Monday, December 22, 2008

Grade school woes


So, I don't often think about grade school. I mean, I guess I do sometimes when I'm at my parents' house but that's about it. A few days ago I was suddenly contacted by a former classmate of mine who had been trying to find me on the internet. My class is having a 20 year reunion this summer and he was trying to find everyone for the list.

At first I felt kind of happy about it like, "Oh, won't that be nice. Everyone will have fun stories and it'll just be great" but now I'm starting to realize that I didn't really like grade school all that much. In fact, now that I'm on this email list and I'm getting a constant barrage of emails from people yucking it up, re-living the good times, talking about recent times they've all hung out together...I'm just realizing that all the memories...and all the insecurities are flooding back in for me. Was I a total bully in grade school? Was I funny? Did people think I was better looking than I thought I was? Do people have good memories of me? I have no idea and, frankly, I'm a little scared to hear.

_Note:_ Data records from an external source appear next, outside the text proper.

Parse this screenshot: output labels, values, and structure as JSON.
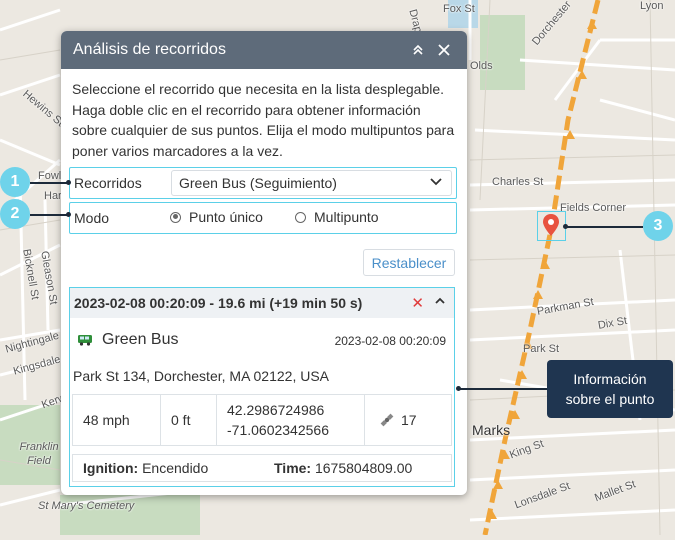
{
  "map": {
    "streets": [
      "Fox St",
      "Lyon",
      "Drape",
      "Hewins St",
      "Fowle",
      "Harl",
      "Charles St",
      "Fields Corner",
      "Bicknell St",
      "Gleason St",
      "Nightingale St",
      "Kingsdale St",
      "Kerw",
      "Parkman St",
      "Dix St",
      "Park St",
      "Marks",
      "King St",
      "Lonsdale St",
      "Mallet St",
      "Franklin Field",
      "St Mary's Cemetery",
      "Dorchester",
      "Olds"
    ],
    "route_color": "#f0a53a",
    "water_color": "#b9d8e8",
    "park_color": "#c8dcc0"
  },
  "panel": {
    "title": "Análisis de recorridos",
    "collapse_icon": "double-chevron-up-icon",
    "close_icon": "close-icon",
    "description": "Seleccione el recorrido que necesita en la lista desplegable. Haga doble clic en el recorrido para obtener información sobre cualquier de sus puntos. Elija el modo multipuntos para poner varios marcadores a la vez.",
    "route_label": "Recorridos",
    "route_value": "Green Bus (Seguimiento)",
    "mode_label": "Modo",
    "mode_options": [
      "Punto único",
      "Multipunto"
    ],
    "mode_selected": "Punto único",
    "reset_label": "Restablecer",
    "card": {
      "header": "2023-02-08 00:20:09 - 19.6 mi (+19 min 50 s)",
      "unit_name": "Green Bus",
      "unit_time": "2023-02-08 00:20:09",
      "address": "Park St 134, Dorchester, MA 02122, USA",
      "speed": "48 mph",
      "altitude": "0 ft",
      "lat": "42.2986724986",
      "lon": "-71.0602342566",
      "satellites": "17",
      "ignition_label": "Ignition:",
      "ignition_value": "Encendido",
      "time_label": "Time:",
      "time_value": "1675804809.00"
    }
  },
  "badges": [
    "1",
    "2",
    "3"
  ],
  "tooltip": [
    "Información",
    "sobre el punto"
  ],
  "colors": {
    "accent": "#5bd0e8",
    "header": "#5e6b7a",
    "tooltip": "#1f3550",
    "link": "#4a8fc9",
    "close": "#e03b3b",
    "marker": "#e8523f"
  }
}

I'm not 10 years old anymore but man, it's it interesting how those feelings are still so strong?

I know I don't talk all that deep on my blog mostly because I'm not usually a blabber about personal stuff to the world but something about it just made me want to write it down. It's just interesting how I just realized how much that whole period of my life affected me...good and bad...but how that formed such a huge part of who I am. People are still affected by what their parents did, their classmates, their teachers. We're all shaped by our experiences in our lifetime and we just can't shake that.

I can only hope that my role in the life of my step sons, nieces and nephews will be one that they will look back on fondly and, hopefully, helps shape them into happy people.